Uno spazio online sicuro per imparare l’italiano, costruito insieme.

Costruito con e per chi si riconosce in un approccio antirazzista, femminista e intersezionale.

A
Livello intermedio
Il punto in cui si smette di sopravvivere con le basi e si comincia a voler dire ciò che si pensa davvero.
Le risorse, naturalmente, possono essere usufruite anche dai livelli avanzati.
B
Costruito insieme
Contenuti e attività nascono dal confronto diretto con chi studia, non da un programma deciso a tavolino.
C
Argomenti alternativi
Niente Italia da cartolina: si parla di movimenti sociali, di corpi, di lavoro, di città reali.
D
Un viaggio personale
Ogni percorso linguistico è anche un percorso identitario: qui c’è spazio per raccontarlo, non solo per farlo in silenzio.

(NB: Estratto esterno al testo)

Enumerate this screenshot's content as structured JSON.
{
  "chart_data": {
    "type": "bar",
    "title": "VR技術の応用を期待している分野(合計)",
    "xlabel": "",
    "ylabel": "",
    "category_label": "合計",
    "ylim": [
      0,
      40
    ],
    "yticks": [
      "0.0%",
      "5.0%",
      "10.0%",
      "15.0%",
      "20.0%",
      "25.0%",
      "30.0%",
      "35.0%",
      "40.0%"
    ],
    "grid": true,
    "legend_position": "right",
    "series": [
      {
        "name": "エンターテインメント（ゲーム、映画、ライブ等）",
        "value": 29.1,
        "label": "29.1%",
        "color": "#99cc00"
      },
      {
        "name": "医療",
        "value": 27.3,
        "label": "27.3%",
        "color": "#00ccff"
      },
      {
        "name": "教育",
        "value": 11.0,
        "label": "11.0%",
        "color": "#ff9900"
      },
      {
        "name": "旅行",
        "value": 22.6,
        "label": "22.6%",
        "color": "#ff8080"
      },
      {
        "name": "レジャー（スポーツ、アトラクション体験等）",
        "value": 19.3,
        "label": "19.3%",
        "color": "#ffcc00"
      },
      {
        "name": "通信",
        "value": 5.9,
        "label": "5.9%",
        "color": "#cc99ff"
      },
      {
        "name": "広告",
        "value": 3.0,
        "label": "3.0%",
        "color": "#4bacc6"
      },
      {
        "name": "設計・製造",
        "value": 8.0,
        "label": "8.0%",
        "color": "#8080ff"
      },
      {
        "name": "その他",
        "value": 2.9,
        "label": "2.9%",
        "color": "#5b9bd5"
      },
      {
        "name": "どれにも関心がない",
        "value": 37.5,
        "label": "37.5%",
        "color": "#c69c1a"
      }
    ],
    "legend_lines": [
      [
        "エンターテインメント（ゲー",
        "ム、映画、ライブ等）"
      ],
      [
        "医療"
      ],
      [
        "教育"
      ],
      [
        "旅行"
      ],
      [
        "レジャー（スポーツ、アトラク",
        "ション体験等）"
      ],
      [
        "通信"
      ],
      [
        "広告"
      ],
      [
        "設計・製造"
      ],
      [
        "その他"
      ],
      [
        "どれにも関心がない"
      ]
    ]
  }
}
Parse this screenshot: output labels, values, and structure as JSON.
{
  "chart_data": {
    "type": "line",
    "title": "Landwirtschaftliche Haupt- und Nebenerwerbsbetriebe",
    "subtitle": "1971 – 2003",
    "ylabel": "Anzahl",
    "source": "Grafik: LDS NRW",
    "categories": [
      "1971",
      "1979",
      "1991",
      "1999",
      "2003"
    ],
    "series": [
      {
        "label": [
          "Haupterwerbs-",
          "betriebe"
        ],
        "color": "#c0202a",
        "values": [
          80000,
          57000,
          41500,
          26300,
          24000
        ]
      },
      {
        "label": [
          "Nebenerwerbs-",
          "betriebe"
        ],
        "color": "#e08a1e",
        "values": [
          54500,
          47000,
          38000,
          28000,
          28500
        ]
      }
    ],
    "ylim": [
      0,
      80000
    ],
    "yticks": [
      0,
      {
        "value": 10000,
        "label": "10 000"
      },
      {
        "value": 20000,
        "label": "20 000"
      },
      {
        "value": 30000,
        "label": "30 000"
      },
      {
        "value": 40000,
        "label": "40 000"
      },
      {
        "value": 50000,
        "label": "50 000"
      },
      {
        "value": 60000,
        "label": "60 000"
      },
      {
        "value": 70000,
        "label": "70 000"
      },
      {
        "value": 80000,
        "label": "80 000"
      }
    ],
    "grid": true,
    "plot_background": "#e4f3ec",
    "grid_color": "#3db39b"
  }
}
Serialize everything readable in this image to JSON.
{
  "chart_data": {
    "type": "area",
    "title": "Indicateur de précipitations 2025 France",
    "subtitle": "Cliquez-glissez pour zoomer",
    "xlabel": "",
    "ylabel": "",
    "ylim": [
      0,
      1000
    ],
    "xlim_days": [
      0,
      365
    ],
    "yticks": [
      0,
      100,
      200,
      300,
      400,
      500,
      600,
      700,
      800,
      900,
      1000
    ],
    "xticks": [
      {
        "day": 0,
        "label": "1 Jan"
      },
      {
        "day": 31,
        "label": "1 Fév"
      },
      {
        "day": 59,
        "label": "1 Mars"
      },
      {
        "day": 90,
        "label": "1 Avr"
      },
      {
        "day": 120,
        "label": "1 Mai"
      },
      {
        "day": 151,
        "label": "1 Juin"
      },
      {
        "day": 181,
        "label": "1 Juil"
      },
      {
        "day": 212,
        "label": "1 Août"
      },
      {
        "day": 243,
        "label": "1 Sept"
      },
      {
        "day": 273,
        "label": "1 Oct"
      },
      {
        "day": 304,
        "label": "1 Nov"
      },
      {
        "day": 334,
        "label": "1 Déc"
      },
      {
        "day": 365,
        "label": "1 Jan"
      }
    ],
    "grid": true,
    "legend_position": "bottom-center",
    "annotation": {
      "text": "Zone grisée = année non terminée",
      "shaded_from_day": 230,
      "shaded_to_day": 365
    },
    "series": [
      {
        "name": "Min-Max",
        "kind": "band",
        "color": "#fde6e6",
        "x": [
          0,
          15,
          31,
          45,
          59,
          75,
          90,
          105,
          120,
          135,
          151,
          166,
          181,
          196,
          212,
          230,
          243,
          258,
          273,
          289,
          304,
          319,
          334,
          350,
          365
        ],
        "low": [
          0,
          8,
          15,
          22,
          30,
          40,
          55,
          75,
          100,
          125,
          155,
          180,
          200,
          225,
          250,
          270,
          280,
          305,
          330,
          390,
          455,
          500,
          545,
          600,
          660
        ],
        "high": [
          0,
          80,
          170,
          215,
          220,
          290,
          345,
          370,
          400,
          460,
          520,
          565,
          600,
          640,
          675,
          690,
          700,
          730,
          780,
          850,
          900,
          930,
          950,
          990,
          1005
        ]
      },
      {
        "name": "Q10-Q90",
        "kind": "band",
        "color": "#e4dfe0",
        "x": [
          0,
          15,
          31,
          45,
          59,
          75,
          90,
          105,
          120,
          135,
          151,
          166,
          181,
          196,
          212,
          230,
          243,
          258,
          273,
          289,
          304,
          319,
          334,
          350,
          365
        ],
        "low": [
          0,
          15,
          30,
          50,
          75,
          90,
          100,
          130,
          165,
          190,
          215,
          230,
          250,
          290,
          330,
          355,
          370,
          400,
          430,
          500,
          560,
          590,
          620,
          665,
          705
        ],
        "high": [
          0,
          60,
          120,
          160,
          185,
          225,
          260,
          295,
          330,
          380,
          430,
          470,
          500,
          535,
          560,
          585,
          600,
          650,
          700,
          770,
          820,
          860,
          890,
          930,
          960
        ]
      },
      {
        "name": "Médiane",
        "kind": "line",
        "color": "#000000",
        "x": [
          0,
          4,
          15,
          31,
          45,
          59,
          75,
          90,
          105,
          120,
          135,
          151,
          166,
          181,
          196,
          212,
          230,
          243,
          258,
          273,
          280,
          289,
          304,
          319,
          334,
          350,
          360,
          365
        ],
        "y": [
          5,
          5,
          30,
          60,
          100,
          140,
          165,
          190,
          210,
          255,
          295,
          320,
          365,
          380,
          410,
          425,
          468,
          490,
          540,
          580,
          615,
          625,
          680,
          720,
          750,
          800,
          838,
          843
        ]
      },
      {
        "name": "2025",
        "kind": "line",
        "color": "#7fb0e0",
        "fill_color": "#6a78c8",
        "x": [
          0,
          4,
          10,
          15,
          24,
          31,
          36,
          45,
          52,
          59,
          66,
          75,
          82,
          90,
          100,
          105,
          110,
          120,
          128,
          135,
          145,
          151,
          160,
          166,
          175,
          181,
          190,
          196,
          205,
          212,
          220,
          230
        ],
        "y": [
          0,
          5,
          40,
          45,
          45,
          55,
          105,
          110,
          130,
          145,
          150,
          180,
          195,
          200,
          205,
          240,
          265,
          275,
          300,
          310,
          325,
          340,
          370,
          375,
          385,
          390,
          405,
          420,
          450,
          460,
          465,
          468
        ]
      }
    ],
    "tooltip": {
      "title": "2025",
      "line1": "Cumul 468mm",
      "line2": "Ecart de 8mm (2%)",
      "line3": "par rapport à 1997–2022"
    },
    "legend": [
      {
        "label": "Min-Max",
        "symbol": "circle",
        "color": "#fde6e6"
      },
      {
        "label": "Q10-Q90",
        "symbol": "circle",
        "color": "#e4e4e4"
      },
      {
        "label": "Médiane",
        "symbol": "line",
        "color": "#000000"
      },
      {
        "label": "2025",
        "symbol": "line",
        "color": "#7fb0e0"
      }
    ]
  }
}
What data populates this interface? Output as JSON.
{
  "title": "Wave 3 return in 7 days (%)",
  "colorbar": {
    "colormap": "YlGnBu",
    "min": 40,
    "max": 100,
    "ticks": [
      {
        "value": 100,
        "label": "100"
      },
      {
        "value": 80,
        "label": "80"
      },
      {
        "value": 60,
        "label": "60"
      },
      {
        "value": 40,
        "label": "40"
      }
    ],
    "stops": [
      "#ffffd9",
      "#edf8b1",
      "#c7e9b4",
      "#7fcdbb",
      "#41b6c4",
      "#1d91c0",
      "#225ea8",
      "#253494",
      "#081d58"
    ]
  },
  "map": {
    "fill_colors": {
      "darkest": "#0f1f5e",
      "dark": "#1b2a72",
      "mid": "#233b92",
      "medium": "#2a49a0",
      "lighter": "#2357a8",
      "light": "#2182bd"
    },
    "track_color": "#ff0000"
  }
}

L’approccio è orientato all’azione: la lingua si allena dentro compiti reali, scrivere un messaggio, discutere un significato, raccontare un episodio, non con esercizi isolati di grammatica. È un metodo task-based ed esperienziale: si impara facendo cose con l’italiano, in un ambiente sicuro.

01 Flessibile
Ogni percorso è fatto di tappe che puoi comporre liberamente, nei contenuti e nei tempi: un viaggio personale, non un programma fisso.
02 Attivo
I percorsi partono da compiti reali (scrivere un’email, preparare una presentazione, partecipare a un dibattito) perché si impara meglio facendo. C’è sempre un canale aperto per dubbi, domande e per condividere le attività svolte.
03 Interessante
Si impara più facilmente ciò che interessa davvero: i percorsi parlano di potere, razza, genere, classe, colonialismo, ma anche di amicizia, amore, scelte di vita, portando storie di donne, migranti, lavoratori, soggetti spesso lasciati ai margini.
04 Partecipativo
I percorsi si discutono insieme, e c’è sempre spazio per proporne di nuovi. Le risorse sono gratuite, pensate per l’autoformazione, e costruite insieme a chi le usa.

Studentesse e studenti

Chi studia l’italiano da adulto e riconosce in questo spazio un approccio che gli altri ambienti non offrono.

Insegnanti

Chi vuole sperimentare pratiche partecipative e mettere in discussione i propri materiali abituali.

Organizzazioni del terzo settore

Realtà culturali, sociali e politiche italiane disposte a collaborare con le proprie competenze e risorse.

Il progetto privilegia risorse esterne rilasciate con licenze aperte (Creative Commons).

Le organizzazioni che collaborano restano libere di scegliere la licenza più adatta ai propri materiali.

I contenuti originali del sito sono rilasciati con licenza CC BY-SA

Abbiamo scelto Atkinson Hyperlegible, un font ad accesso libero pensato per la leggibilità, perché anche il modo in cui il testo si legge è parte di uno spazio accogliente.